Oh, que non, bien au contraire ! Mais là encore, l'argument est spécieux. A partir du moment où la baisse de la TVA sur la restauration sera immanquablement compensée par des hausses d'autres taxes, les emplois créés, qu'ils soient 40.000 comme le prétendent les associations de restaurateurs, ou 10.000 comme le pensent des instituts de conjoncture (lien) seront inévitablement compensés par des emplois perdus par la faute de ce prélèvement supplémentaire, que les français ne pourront pas utiliser pour leur bien personnel, en application du principe de "ce qui se voit et ce qui ne se voit pas" de Frédéric Bastiat. Et il est probable que dans le meilleur des cas les créations équilibreront tout juste les pertes. Et encore...
Car les restaurateurs, par ailleurs, se plaignent de ne pas arriver à pourvoir tous les postes vacants qu'ils ouvrent aux candidatures externes chaque année. Ce n'est pas la légère augmentation des salaires permise par l'accroissement des marges engendré par la baisse de la TVA qui suscitera un afflux massif de vocations pour des métiers jugés trop contraignants et mal rémunérés par de nombreux jeunes. On peut donc douter sérieusement de l'impact réel de cette mesure en terme d'emplois créés dans la restauration.

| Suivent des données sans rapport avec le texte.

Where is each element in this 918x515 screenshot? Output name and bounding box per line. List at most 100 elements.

Comme je le disais récemment de façon plus brève au sujet de la pseudo-baisse de la taxe professionnelle, le seul moyen de réduire réellement les impôts, c'est à dire la pression fiscale supportée par l'ensemble des Français, en ces temps de croissance faible et de déficit impossible à creuser plus encore, est de réduire la dépense publique dans une proportion au moins égale. A défaut, toute baisse annoncée, quel que soit l'impôt concerné, ne correspondra en fait qu'à un changement de répartition de cette pression fiscale entre les contribuables. Et sauf cas très particulier, elle sera sans effet positif réel tant sur l'emploi total que sur le pouvoir d'achat réel des Français.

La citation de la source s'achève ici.